Things then take a surprising turn for ‘Sinnerman/Phecaiche’, an initially sonorous translation/translocation of Nina Simone’s song of that name. Electric piano, guitars and spiky fiddle all then convene for a vibrant and bounding rendition, the fender rhodes of Paterson a joy in the middle eight. Faithful to Simone’s jazz-soul vibe, it has enough Highland in it to honour both the writer and Hamill’s birthright.

‘Leave Her Johnny’ is an old old song, and a song she sang with Barluath, if never recorded. With her voice pitched at the lower end of the register, and a rolling piano, the Adele comparison actually rings true, if with more interesting material. ‘The Cailleach’ explores another spirit legend of the far north, that harbinger of winter, bringing the cold, stripping trees of foliage, thereby culling the deer population. She, for of course she is a she, makes for a delectably prog-rock subject, something the arrangement seals, with a wrought gusto.

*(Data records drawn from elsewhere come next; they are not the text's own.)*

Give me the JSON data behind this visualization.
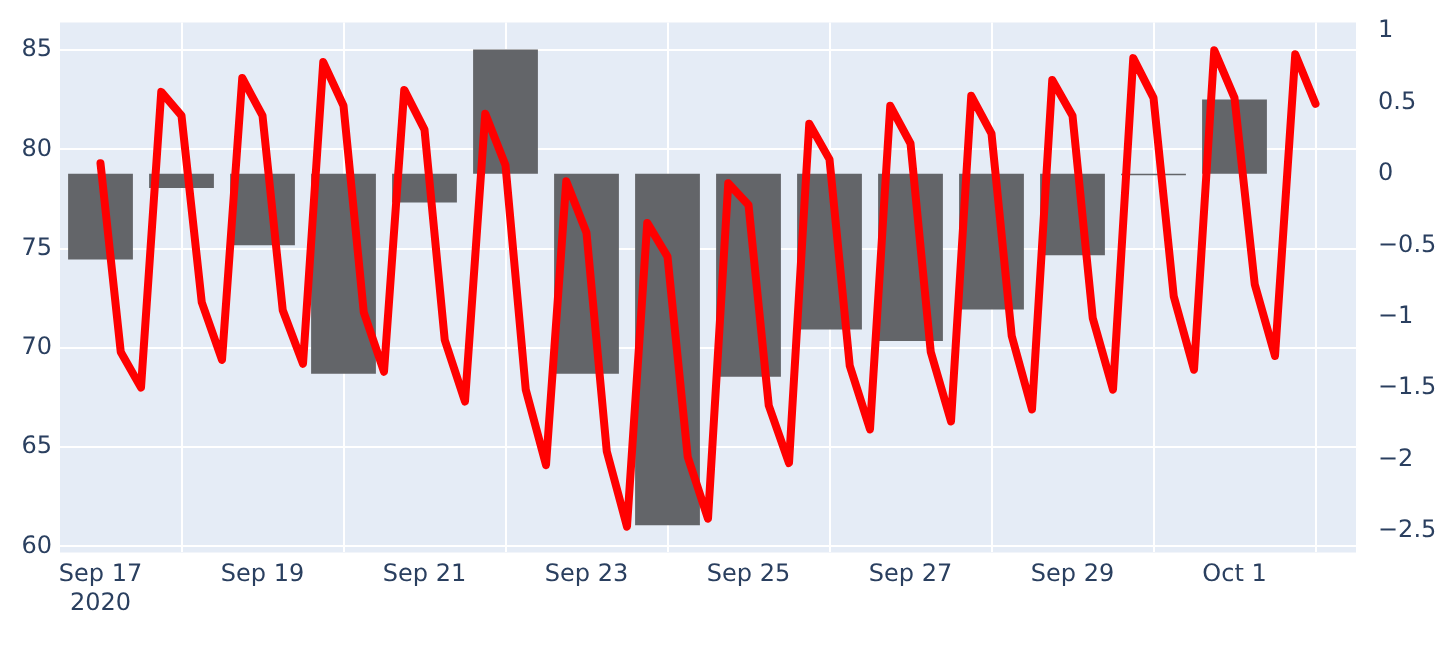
{
  "chart_data": {
    "type": "line",
    "series": [
      {
        "color": "#ff0000",
        "axis": "y",
        "x": [
          "2020-09-17T00:00",
          "2020-09-17T06:00",
          "2020-09-17T12:00",
          "2020-09-17T18:00",
          "2020-09-18T00:00",
          "2020-09-18T06:00",
          "2020-09-18T12:00",
          "2020-09-18T18:00",
          "2020-09-19T00:00",
          "2020-09-19T06:00",
          "2020-09-19T12:00",
          "2020-09-19T18:00",
          "2020-09-20T00:00",
          "2020-09-20T06:00",
          "2020-09-20T12:00",
          "2020-09-20T18:00",
          "2020-09-21T00:00",
          "2020-09-21T06:00",
          "2020-09-21T12:00",
          "2020-09-21T18:00",
          "2020-09-22T00:00",
          "2020-09-22T06:00",
          "2020-09-22T12:00",
          "2020-09-22T18:00",
          "2020-09-23T00:00",
          "2020-09-23T06:00",
          "2020-09-23T12:00",
          "2020-09-23T18:00",
          "2020-09-24T00:00",
          "2020-09-24T06:00",
          "2020-09-24T12:00",
          "2020-09-24T18:00",
          "2020-09-25T00:00",
          "2020-09-25T06:00",
          "2020-09-25T12:00",
          "2020-09-25T18:00",
          "2020-09-26T00:00",
          "2020-09-26T06:00",
          "2020-09-26T12:00",
          "2020-09-26T18:00",
          "2020-09-27T00:00",
          "2020-09-27T06:00",
          "2020-09-27T12:00",
          "2020-09-27T18:00",
          "2020-09-28T00:00",
          "2020-09-28T06:00",
          "2020-09-28T12:00",
          "2020-09-28T18:00",
          "2020-09-29T00:00",
          "2020-09-29T06:00",
          "2020-09-29T12:00",
          "2020-09-29T18:00",
          "2020-09-30T00:00",
          "2020-09-30T06:00",
          "2020-09-30T12:00",
          "2020-09-30T18:00",
          "2020-10-01T00:00",
          "2020-10-01T06:00",
          "2020-10-01T12:00",
          "2020-10-01T18:00",
          "2020-10-02T00:00"
        ],
        "values": [
          79.3,
          69.8,
          68.0,
          82.9,
          81.7,
          72.3,
          69.4,
          83.6,
          81.7,
          71.9,
          69.2,
          84.4,
          82.2,
          71.8,
          68.8,
          83.0,
          81.0,
          70.4,
          67.3,
          81.8,
          79.2,
          67.9,
          64.1,
          78.4,
          75.8,
          64.8,
          61.0,
          76.3,
          74.6,
          64.5,
          61.4,
          78.3,
          77.2,
          67.1,
          64.2,
          81.3,
          79.5,
          69.1,
          65.9,
          82.2,
          80.3,
          69.8,
          66.3,
          82.7,
          80.8,
          70.6,
          66.9,
          83.5,
          81.7,
          71.5,
          67.9,
          84.6,
          82.6,
          72.6,
          68.9,
          85.0,
          82.6,
          73.2,
          69.6,
          84.8,
          82.3
        ]
      },
      {
        "type": "bar",
        "color": "#636569",
        "axis": "y2",
        "x": [
          "2020-09-17",
          "2020-09-18",
          "2020-09-19",
          "2020-09-20",
          "2020-09-21",
          "2020-09-22",
          "2020-09-23",
          "2020-09-24",
          "2020-09-25",
          "2020-09-26",
          "2020-09-27",
          "2020-09-28",
          "2020-09-29",
          "2020-09-30",
          "2020-10-01"
        ],
        "values": [
          -0.6,
          -0.1,
          -0.5,
          -1.4,
          -0.2,
          0.87,
          -1.4,
          -2.46,
          -1.42,
          -1.09,
          -1.17,
          -0.95,
          -0.57,
          -0.01,
          0.52
        ]
      }
    ],
    "xlim": [
      "2020-09-16T12:00",
      "2020-10-02T12:00"
    ],
    "xticks": [
      {
        "value": "2020-09-17",
        "label": "Sep 17\n2020"
      },
      {
        "value": "2020-09-19",
        "label": "Sep 19"
      },
      {
        "value": "2020-09-21",
        "label": "Sep 21"
      },
      {
        "value": "2020-09-23",
        "label": "Sep 23"
      },
      {
        "value": "2020-09-25",
        "label": "Sep 25"
      },
      {
        "value": "2020-09-27",
        "label": "Sep 27"
      },
      {
        "value": "2020-09-29",
        "label": "Sep 29"
      },
      {
        "value": "2020-10-01",
        "label": "Oct 1"
      }
    ],
    "ylim": [
      59.7,
      86.4
    ],
    "yticks": [
      60,
      65,
      70,
      75,
      80,
      85
    ],
    "y2lim": [
      -2.65,
      1.06
    ],
    "y2ticks": [
      {
        "value": -2.5,
        "label": "−2.5"
      },
      {
        "value": -2,
        "label": "−2"
      },
      {
        "value": -1.5,
        "label": "−1.5"
      },
      {
        "value": -1,
        "label": "−1"
      },
      {
        "value": -0.5,
        "label": "−0.5"
      },
      0,
      0.5,
      1
    ],
    "grid": true,
    "marker": "none",
    "line_style": "solid"
  }
}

Puirt à beul is the traditional form of song native to Scotland, that sets Gaelic lyrics to instrumental tune melodies, ‘Beamer Puirt ‘offers a medley of several, and the cittern and guitar, beckoning in the first, come as quite a surprise, a flashback to a more usual presentation of this idiom. However, as it progresses, so too enter the less traditional elements, of slightly dissonant piano chords and Kelly back on bass. Picking up speed, Jakobdottir’s percussion rises in the mix, with fiddle, flute and whistle racing alongside. From that sweetly staid start, it has all become exuberantly exhilarating.

‘Ò Ho-Rò ‘Ille Dhuinn’ is the final Gaelic song and is of the highland regiments marching off to the Napoleonic wars, dreaming of home and the island of, in this case, Mull. Set to more wheezy harmonium, Hamill slows the marching beat to that of a lament, double tracked vocals, and resonant percussion adding to the sense of foreboding. Chemtrails of flute vie with synthesiser, making this undoubtedly a starkly etched highpoint of the album. So much so that ‘What Can a Young Lassie’, the Burns song that closes things, seems almost an afterthought, however warm, reekin’ and rich the delivery, accelerating to the close with a welter of strummed guitars and fiddle, Burton now the provider of gallantly effusive bass.

On this hearing, I feel duly chastised for my earlier ignorance of this artist. Don’t make my same mistake. As this review publishes, Hamill is set for a showcase album launch, 30th January 2025, at the Strathclyde Suite of Glasgow’s Royal Concert Hall, as part of Celtic Connections, ahead of some English dates over February and March.